La visite de l’italien Mario Draghi à Alger a été suivie avec un mélange d’admiration et de dépit par la presse espagnole qui a mis en avant les différents accords conclus entre les deux pays et le fait que Rome est devenue, sans probable possibilité de retour, le seul vrai partenaire stratégique de l’Algérie dans le domaine gazier. 

Ce n’est pas un détail. Dans l’optique d’un abandon, déjà acté mais encore difficile à mettre en œuvre, d’un renoncement européen au gaz russe, l’Espagne et l’Italie étaient en course pour devenir la plateforme pour l’entrée du gaz en Europe en provenance du sud.
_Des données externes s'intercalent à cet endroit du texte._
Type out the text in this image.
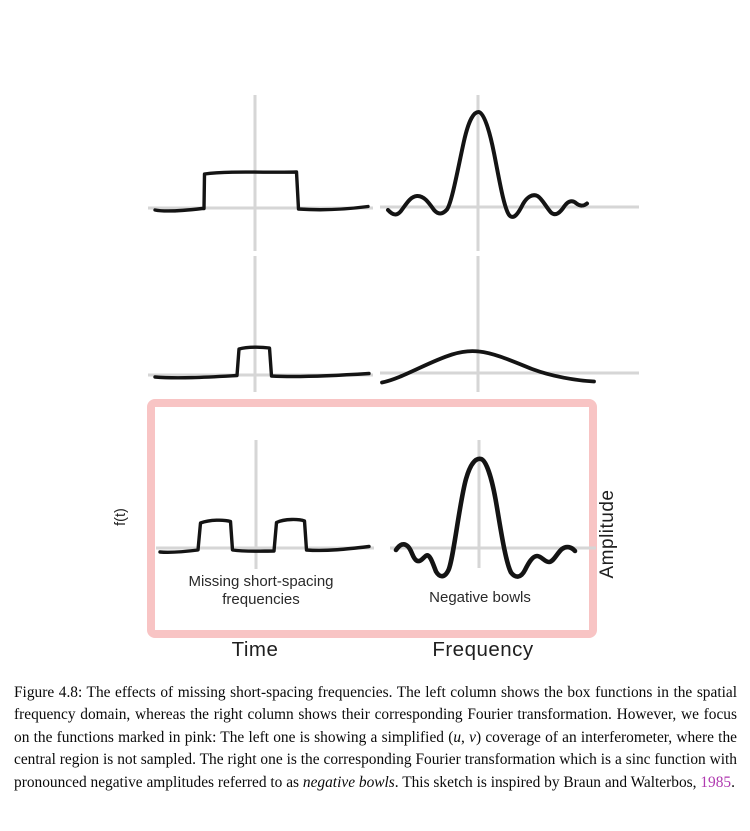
f(t)	Amplitude
Missing short-spacing
frequencies	Negative bowls
Time	Frequency

Figure 4.8: The effects of missing short-spacing frequencies. The left column shows the box functions in the spatial frequency domain, whereas the right column shows their corresponding Fourier transformation. However, we focus on the functions marked in pink: The left one is showing a simplified (u, v) coverage of an interferometer, where the central region is not sampled. The right one is the corresponding Fourier transformation which is a sinc function with pronounced negative amplitudes referred to as negative bowls. This sketch is inspired by Braun and Walterbos, 1985.
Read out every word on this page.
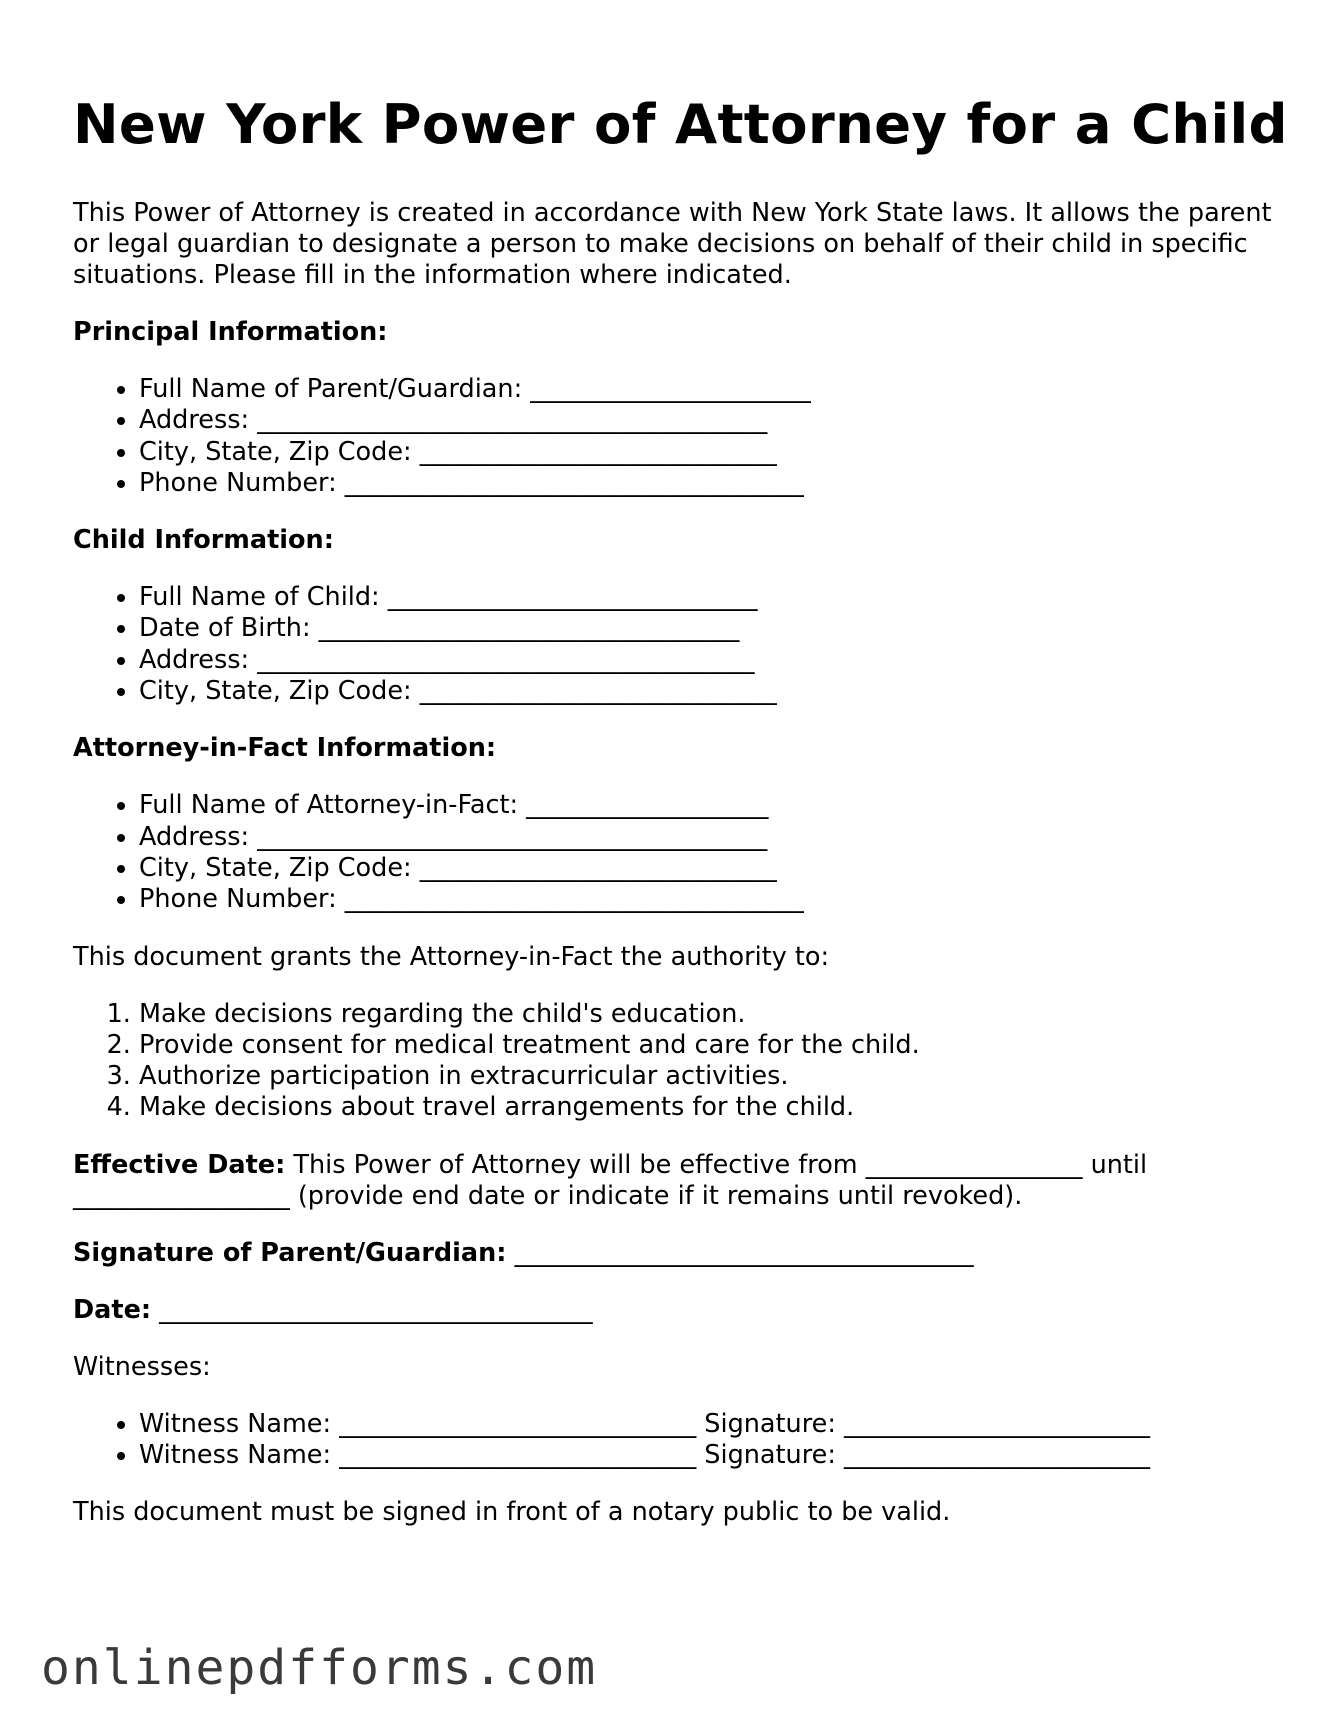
New York Power of Attorney for a Child
This Power of Attorney is created in accordance with New York State laws. It allows the parent or legal guardian to designate a person to make decisions on behalf of their child in specific situations. Please fill in the information where indicated.
Principal Information:
• Full Name of Parent/Guardian: ______________________
• Address: ________________________________________
• City, State, Zip Code: ____________________________
• Phone Number: ____________________________________
Child Information:
• Full Name of Child: _____________________________
• Date of Birth: _________________________________
• Address: _______________________________________
• City, State, Zip Code: ____________________________
Attorney-in-Fact Information:
• Full Name of Attorney-in-Fact: ___________________
• Address: ________________________________________
• City, State, Zip Code: ____________________________
• Phone Number: ____________________________________

This document grants the Attorney-in-Fact the authority to:

1. Make decisions regarding the child's education.
2. Provide consent for medical treatment and care for the child.
3. Authorize participation in extracurricular activities.
4. Make decisions about travel arrangements for the child.

Effective Date: This Power of Attorney will be effective from _________________ until _________________ (provide end date or indicate if it remains until revoked).

Signature of Parent/Guardian: ____________________________________

Date: __________________________________

Witnesses:

• Witness Name: ____________________________ Signature: ________________________
• Witness Name: ____________________________ Signature: ________________________

This document must be signed in front of a notary public to be valid.

onlinepdfforms.com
Jusqu’à la veille du virage marocain de Pédro Sanchez sur le dossier Sahara Occidental, l’Espagne avait les mêmes atouts que l’Italie – tout deux reliées par des gazoducs à l’Algérie – pour assumer ce rôle.

La décision du président du gouvernement espagnol de remettre en cause la politique d’équilibre suivie pendant des décennies par les gouvernements espagnols a changé la donne. Pedro Sanchez qui a joué au poker se retrouve désormais littéralement ligoté par le Maroc, au point même de justifier le massacre commis à Mellila contre les migrants par les services de sécurité marocains avant de rétropédaler… quand les marocains se sont mis à accuser Madrid d’en être responsable! 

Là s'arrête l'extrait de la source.